歌舞伎や能の世界で動画配信が増えている。これら長い伝統を持つ舞台芸術には「上演は一期一会」という考え方が根強く、ユーチューブなどで同じ舞台を繰り返し見てもらうことに消極的な演者も少なくない。しかし新型コロナウイルスによる公演中止を受けて、中堅以下の世代が、本格的に配信に取り組み始めた。

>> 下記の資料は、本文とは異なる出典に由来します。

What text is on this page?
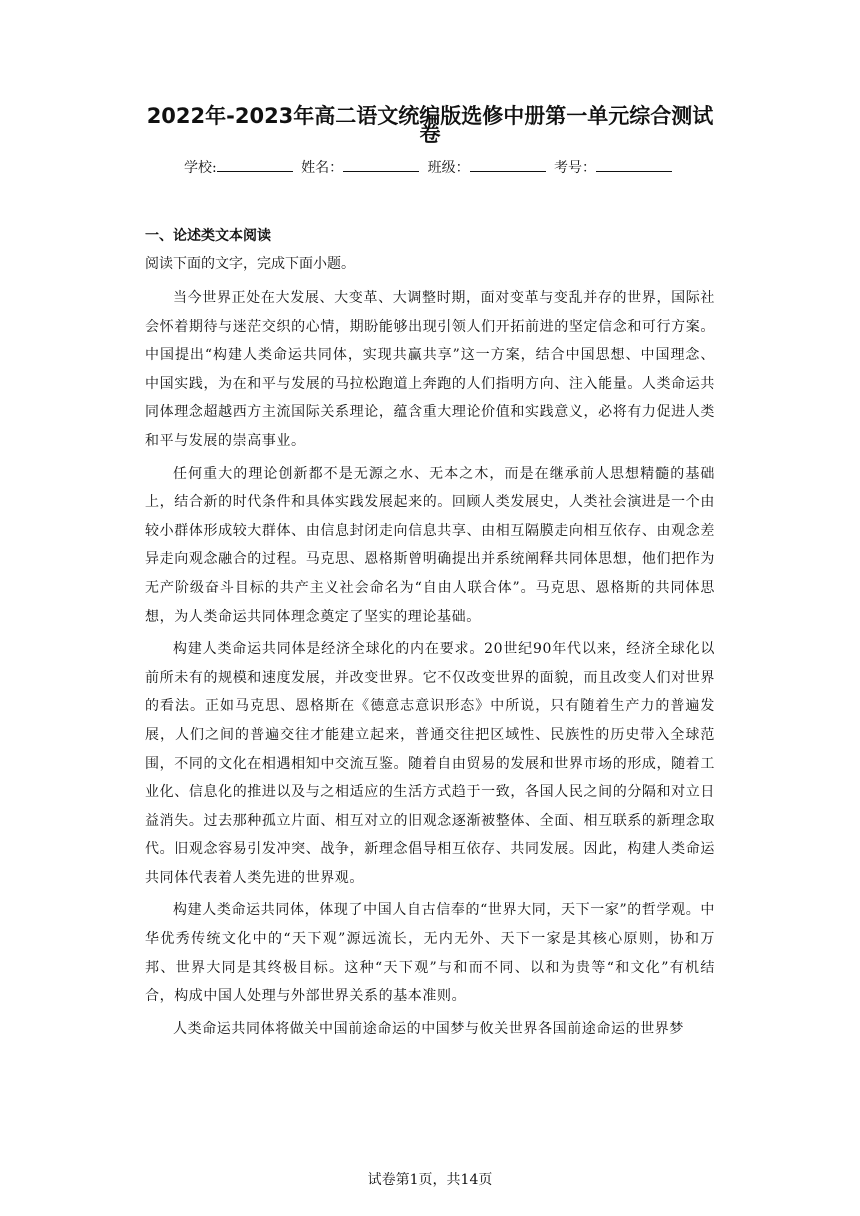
2022年-2023年高二语文统编版选修中册第一单元综合测试
卷
学校:	姓名：	班级：	考号：
一、论述类文本阅读

阅读下面的文字，完成下面小题。

当今世界正处在大发展、大变革、大调整时期，面对变革与变乱并存的世界，国际社会怀着期待与迷茫交织的心情，期盼能够出现引领人们开拓前进的坚定信念和可行方案。中国提出“构建人类命运共同体，实现共赢共享”这一方案，结合中国思想、中国理念、中国实践，为在和平与发展的马拉松跑道上奔跑的人们指明方向、注入能量。人类命运共同体理念超越西方主流国际关系理论，蕴含重大理论价值和实践意义，必将有力促进人类和平与发展的崇高事业。

任何重大的理论创新都不是无源之水、无本之木，而是在继承前人思想精髓的基础上，结合新的时代条件和具体实践发展起来的。回顾人类发展史，人类社会演进是一个由较小群体形成较大群体、由信息封闭走向信息共享、由相互隔膜走向相互依存、由观念差异走向观念融合的过程。马克思、恩格斯曾明确提出并系统阐释共同体思想，他们把作为无产阶级奋斗目标的共产主义社会命名为“自由人联合体”。马克思、恩格斯的共同体思想，为人类命运共同体理念奠定了坚实的理论基础。

构建人类命运共同体是经济全球化的内在要求。20世纪90年代以来，经济全球化以前所未有的规模和速度发展，并改变世界。它不仅改变世界的面貌，而且改变人们对世界的看法。正如马克思、恩格斯在《德意志意识形态》中所说，只有随着生产力的普遍发展，人们之间的普遍交往才能建立起来，普通交往把区域性、民族性的历史带入全球范围，不同的文化在相遇相知中交流互鉴。随着自由贸易的发展和世界市场的形成，随着工业化、信息化的推进以及与之相适应的生活方式趋于一致，各国人民之间的分隔和对立日益消失。过去那种孤立片面、相互对立的旧观念逐渐被整体、全面、相互联系的新理念取代。旧观念容易引发冲突、战争，新理念倡导相互依存、共同发展。因此，构建人类命运共同体代表着人类先进的世界观。

构建人类命运共同体，体现了中国人自古信奉的“世界大同，天下一家”的哲学观。中华优秀传统文化中的“天下观”源远流长，无内无外、天下一家是其核心原则，协和万邦、世界大同是其终极目标。这种“天下观”与和而不同、以和为贵等“和文化”有机结合，构成中国人处理与外部世界关系的基本准则。

人类命运共同体将做关中国前途命运的中国梦与攸关世界各国前途命运的世界梦

试卷第1页，共14页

「仮名手本忠臣蔵」の大星由良之助を演じる松本幸四郎(2012年、当時は市川染五郎)(C)松竹

「仮名手本忠臣蔵」の大星由良之助を演じる松本幸四郎(2012年、当時は市川染五郎)(C)松竹

松竹は6月27日11時から、松本幸四郎主演の図夢歌舞伎「忠臣蔵」を有料で生配信する。「図夢」は「ZOOM」を漢字にした当て字。オンライン専用作品で、「仮名手本忠臣蔵」全十一段を週に1回ずつ5回に分けて上演、27日は第1回となる。幸四郎が大星由良之助など主要な役を演じ、別の空間で演じる俳優や、別に収録した幸四郎の映像と組み合わせる演出を考えているという。幸四郎は「歌舞伎の手法を用いた映像表現ができないものかと、20年来、夢見てきました」と話す。幸四郎は5月末から「歌舞伎夜話」と題したトークイベントを配信してきた。その発展形ともいえる。

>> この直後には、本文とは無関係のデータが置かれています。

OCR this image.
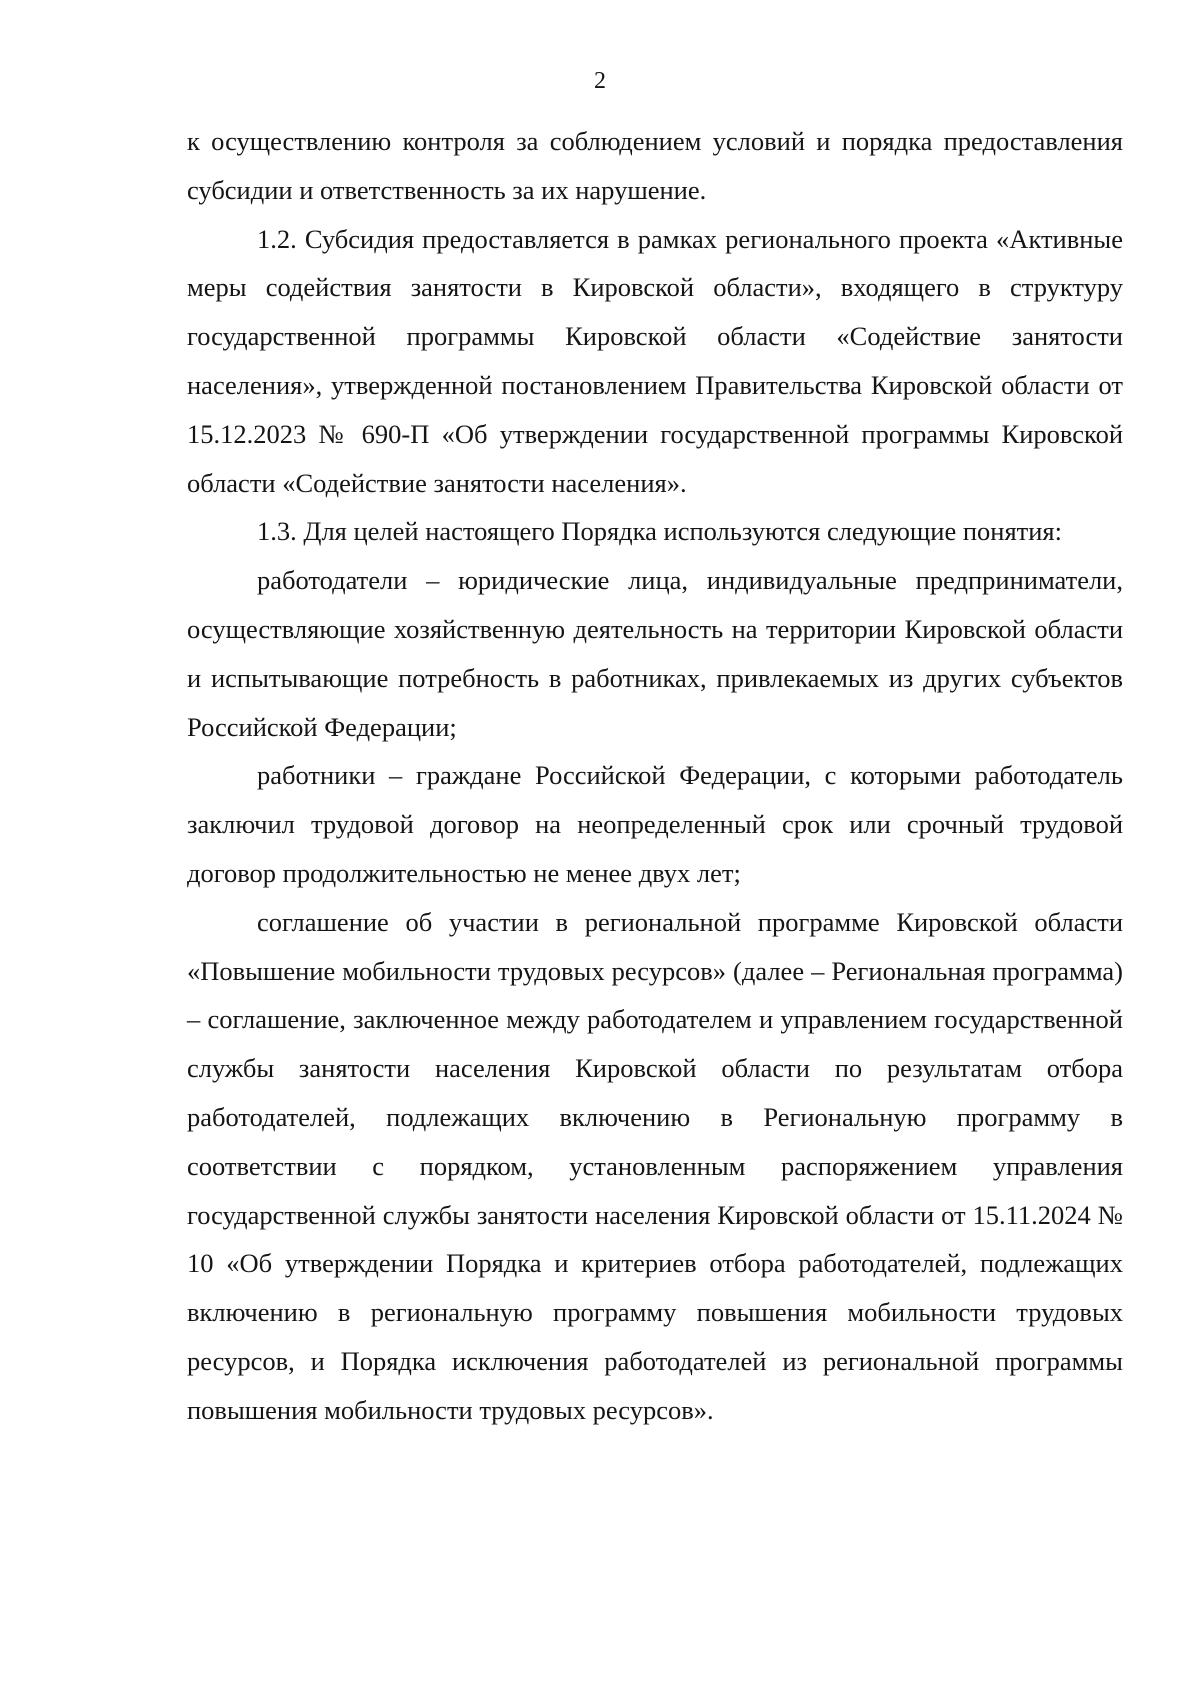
2

к осуществлению контроля за соблюдением условий и порядка предоставления субсидии и ответственность за их нарушение.

1.2. Субсидия предоставляется в рамках регионального проекта «Активные меры содействия занятости в Кировской области», входящего в структуру государственной программы Кировской области «Содействие занятости населения», утвержденной постановлением Правительства Кировской области от 15.12.2023 № 690-П «Об утверждении государственной программы Кировской области «Содействие занятости населения».

1.3. Для целей настоящего Порядка используются следующие понятия:

работодатели – юридические лица, индивидуальные предприниматели, осуществляющие хозяйственную деятельность на территории Кировской области и испытывающие потребность в работниках, привлекаемых из других субъектов Российской Федерации;

работники – граждане Российской Федерации, с которыми работодатель заключил трудовой договор на неопределенный срок или срочный трудовой договор продолжительностью не менее двух лет;

соглашение об участии в региональной программе Кировской области «Повышение мобильности трудовых ресурсов» (далее – Региональная программа) – соглашение, заключенное между работодателем и управлением государственной службы занятости населения Кировской области по результатам отбора работодателей, подлежащих включению в Региональную программу в соответствии с порядком, установленным распоряжением управления государственной службы занятости населения Кировской области от 15.11.2024 № 10 «Об утверждении Порядка и критериев отбора работодателей, подлежащих включению в региональную программу повышения мобильности трудовых ресурсов, и Порядка исключения работодателей из региональной программы повышения мобильности трудовых ресурсов».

一方、能楽の宝生会は「能LIFE Online」と題した総合的プラットフォームを開設した。能公演の映像もあるが、作家のいとうせいこうと共に作った「能楽紀行」や、朗読とのコラボレーションなど多様な角度から能の世界を紹介する番組が有料、無料さまざまに用意されている。企画した宝生流宗家の宝生和英は「いわゆるエンタメの世界に配信は既にたくさんある。(静かな)能は、むしろそれに疲れた人に合う」と説明する。

さらに「リアルの舞台の代わりに配信を用意したわけではない。例えば能の普及は配信を中心に行うなど、舞台公演とは別の役割が配信にはあると考えている」ともいう。オンラインならではの作品が必要と考える点は、幸四郎とも共通している。